Our results demonstrated that the CYR090 sensor may be an effective tool for detecting the degree of crowding around a specific location in cells. HP1α and SRSF2 were fused to the N-terminus of the CYR090 sensor and transiently expressed in HeLa cells to track the crowding degree around both proteins during phase separation to measure their agglutination characteristics. At the beginning of the experiment, we first excluded the effect of CYR090 sensor on the function and mobility of the fusion proteins (Supplementary Fig. S5 and S6a, b). Cellular YFP fluorescence intensity images were used to determine the precise area in which phase separation occurred. The area with the highest YFP fluorescence intensity was referred to as the “dense phase” and the area with lowest YFP fluorescence intensity was referred to as the “dilute phase.” We then projected the areas on the FRET ratio image to split the image into dense and dilute phase regions (Fig. 1p). These regions were compared and the typical characteristics of HP1α during phase separation were consistent with our assumption. The dense phase, which exhibited higher fluorescence intensity, was also more crowded (Fig. 1q–s). Moreover, consistent with HP1α-CYR090 sensor, CYR090-HP1α, in which sensor was fused to the N-terminus of HP1α, also exhibited significantly higher crowding degree in dense phase than dilute phase (Supplementary Fig. S7a, b). However, highly polymerized SRSF2 showed completely different characteristics. The area with the higher fluorescence intensity did not represent the area with a higher degree of crowding (Fig. 1t–v). Consistent results were obtained by intermolecular FRET assay (Supplementary Fig. S8a–d). We also confirmed that the difference in crowding characteristics was not caused by the fluorescence intensity by analyzing the fluorescence intensity distribution characteristics of HP1α, SRSF2 and two other phase separation proteins, G3BP1 and FUS (Supplementary Fig. S9a–d and S10a, b). Furthermore, 1,6-Hexanediol was used to explore their intermolecular force characteristics (Supplementary Fig. S11a, b).

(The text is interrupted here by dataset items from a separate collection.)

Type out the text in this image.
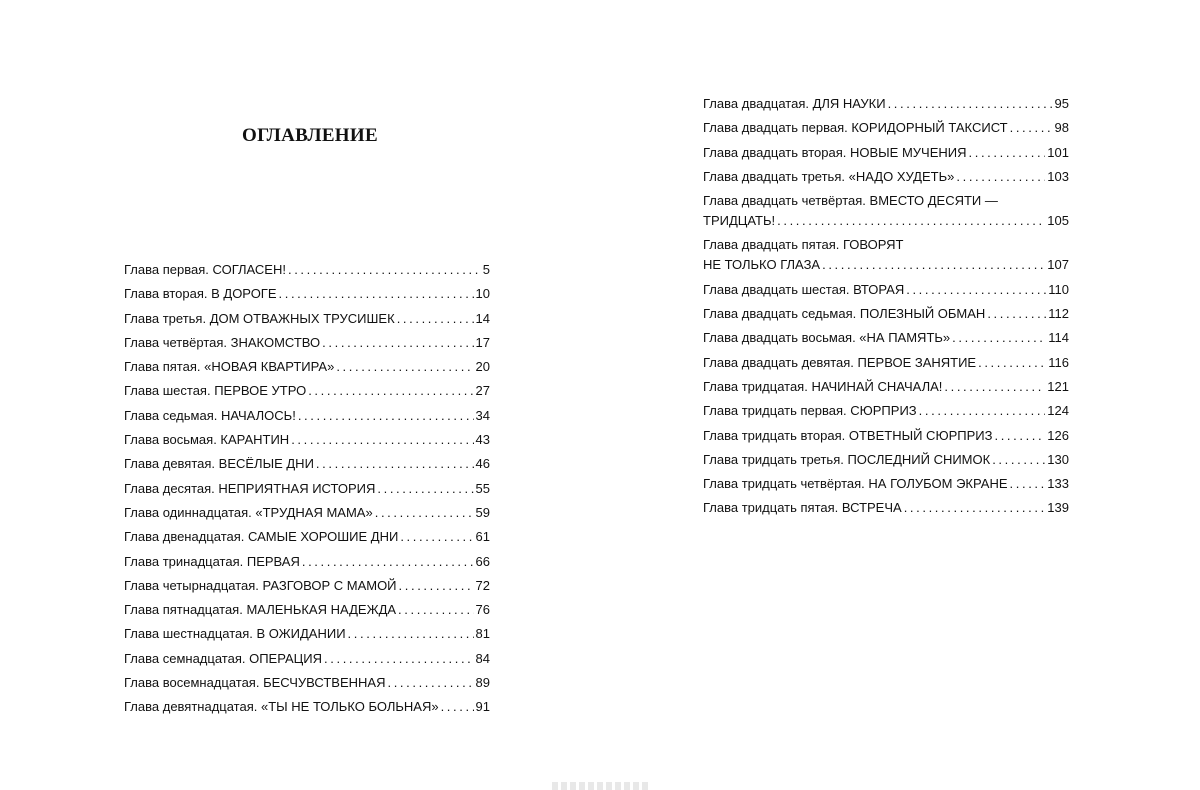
ОГЛАВЛЕНИЕ
Глава первая. СОГЛАСЕН! . . .	5
Глава вторая. В ДОРОГЕ . . .	10
Глава третья. ДОМ ОТВАЖНЫХ ТРУСИШЕК . . .	14
Глава четвёртая. ЗНАКОМСТВО . . .	17
Глава пятая. «НОВАЯ КВАРТИРА» . . .	20
Глава шестая. ПЕРВОЕ УТРО . . .	27
Глава седьмая. НАЧАЛОСЬ! . . .	34
Глава восьмая. КАРАНТИН . . .	43
Глава девятая. ВЕСЁЛЫЕ ДНИ . . .	46
Глава десятая. НЕПРИЯТНАЯ ИСТОРИЯ . . .	55
Глава одиннадцатая. «ТРУДНАЯ МАМА» . . .	59
Глава двенадцатая. САМЫЕ ХОРОШИЕ ДНИ . . .	61
Глава тринадцатая. ПЕРВАЯ . . .	66
Глава четырнадцатая. РАЗГОВОР С МАМОЙ . . .	72
Глава пятнадцатая. МАЛЕНЬКАЯ НАДЕЖДА . . .	76
Глава шестнадцатая. В ОЖИДАНИИ . . .	81
Глава семнадцатая. ОПЕРАЦИЯ . . .	84
Глава восемнадцатая. БЕСЧУВСТВЕННАЯ . . .	89
Глава девятнадцатая. «ТЫ НЕ ТОЛЬКО БОЛЬНАЯ» . . .	91
Глава двадцатая. ДЛЯ НАУКИ . . .	95
Глава двадцать первая. КОРИДОРНЫЙ ТАКСИСТ . . .	98
Глава двадцать вторая. НОВЫЕ МУЧЕНИЯ . . .	101
Глава двадцать третья. «НАДО ХУДЕТЬ» . . .	103
Глава двадцать четвёртая. ВМЕСТО ДЕСЯТИ —
ТРИДЦАТЬ! . . .	105
Глава двадцать пятая. ГОВОРЯТ
НЕ ТОЛЬКО ГЛАЗА . . .	107
Глава двадцать шестая. ВТОРАЯ . . .	110
Глава двадцать седьмая. ПОЛЕЗНЫЙ ОБМАН . . .	112
Глава двадцать восьмая. «НА ПАМЯТЬ» . . .	114
Глава двадцать девятая. ПЕРВОЕ ЗАНЯТИЕ . . .	116
Глава тридцатая. НАЧИНАЙ СНАЧАЛА! . . .	121
Глава тридцать первая. СЮРПРИЗ . . .	124
Глава тридцать вторая. ОТВЕТНЫЙ СЮРПРИЗ . . .	126
Глава тридцать третья. ПОСЛЕДНИЙ СНИМОК . . .	130
Глава тридцать четвёртая. НА ГОЛУБОМ ЭКРАНЕ . . .	133
Глава тридцать пятая. ВСТРЕЧА . . .	139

Based on our observation, we predict that proteins tend to phase separate exists in at least two forms: oligomers and large polymers, as basic phase separation units, and the modes of agglutination for these two existing forms may differ. We propose two potential assembly models for phase separation: an oligomeric molecule-mediated aggregation model, wherein oligomers aggregate to form phase-separated condensates, and a polymeric molecule-mediated consolidation model, in which existing large polymers join to form larger condensed areas during phase separation (Fig. 1w).